Though the results are in mice brains, similar regions exist in the human brain. The researchers say it is possible that a similar thirst circuit governing activation and inhibition of drinking behavior exists in the human brain.
About this neuroscience research article
Other co-authors include postdoctoral scholars Sertan Kutal Gokce and Bo Wang, graduate student Sangjun Lee, and research professor Carlos Lois, all at Caltech; Thomas Davidson of UC San Francisco; Frank Reimann and Fiona Gribble of the University of Cambridge; and Karl Deisseroth of the Howard Hughes Medical Institute and Stanford University.
Funding: Funding was provided by California Institute of Technology, the Searle Scholars Program, the Edward Mallinckrodt, Jr. Foundation, the Okawa Foundation, the McKnight Foundation, the Esther A. & Joseph Klingenstein Fund and the Simons Foundation and the Klingenstein-Simons Fellowship Awards, the National Institutes of Health, and the Della Martin Foundation Postdoctoral Fellowship.

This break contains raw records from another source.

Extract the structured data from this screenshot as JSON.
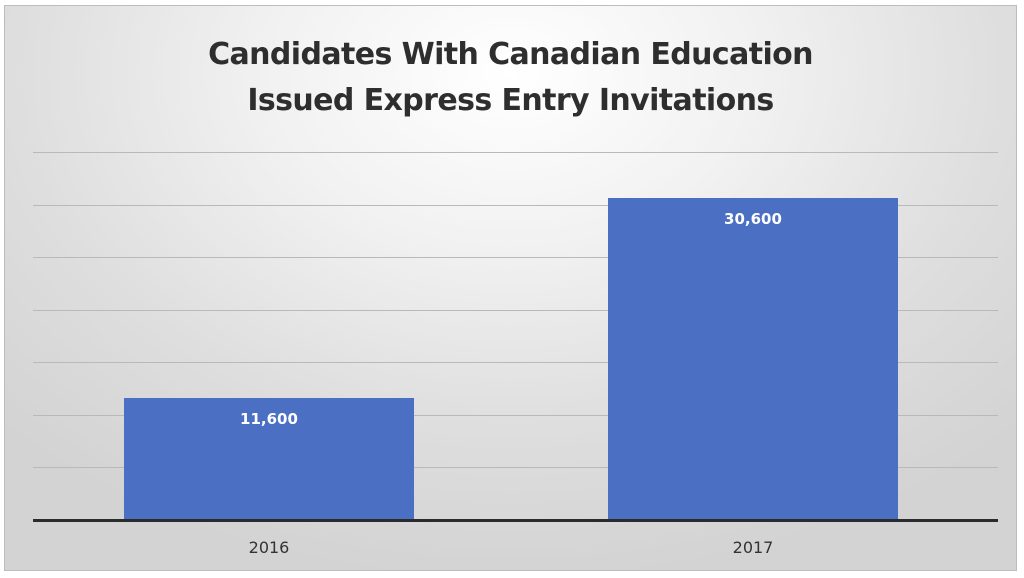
{
  "chart_data": {
    "type": "bar",
    "title": "Candidates With Canadian Education Issued Express Entry Invitations",
    "title_lines": [
      "Candidates With Canadian Education",
      "Issued Express Entry Invitations"
    ],
    "categories": [
      "2016",
      "2017"
    ],
    "values": [
      11600,
      30600
    ],
    "data_labels": [
      "11,600",
      "30,600"
    ],
    "xlabel": "",
    "ylabel": "",
    "ylim": [
      0,
      35000
    ],
    "y_gridlines": [
      5000,
      10000,
      15000,
      20000,
      25000,
      30000,
      35000
    ],
    "y_tick_labels_visible": false,
    "grid": true,
    "legend": null,
    "bar_color": "#4a6fc3"
  }
}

Neural circuits for appetites are regulated by both homeostatic perturbations and ingestive behaviour. However, the circuit organization that integrates these internal and external stimuli is unclear. Here we show in mice that excitatory neural populations in the lamina terminalis form a hierarchical circuit architecture to regulate thirst. Among them, nitric oxide synthase-expressing neurons in the median preoptic nucleus (MnPO) are essential for the integration of signals from the thirst-driving neurons of the subfornical organ (SFO). Conversely, a distinct inhibitory circuit, involving MnPO GABAergic neurons that express glucagon-like peptide 1 receptor (GLP1R), is activated immediately upon drinking and monosynaptically inhibits SFO thirst neurons. These responses are induced by the ingestion of fluids but not solids, and are time-locked to the onset and offset of drinking. Furthermore, loss-of-function manipulations of GLP1R-expressing MnPO neurons lead to a polydipsic, overdrinking phenotype. These neurons therefore facilitate rapid satiety of thirst by monitoring real-time fluid ingestion. Our study reveals dynamic thirst circuits that integrate the homeostatic-instinctive requirement for fluids and the consequent drinking behaviour to maintain internal water balance.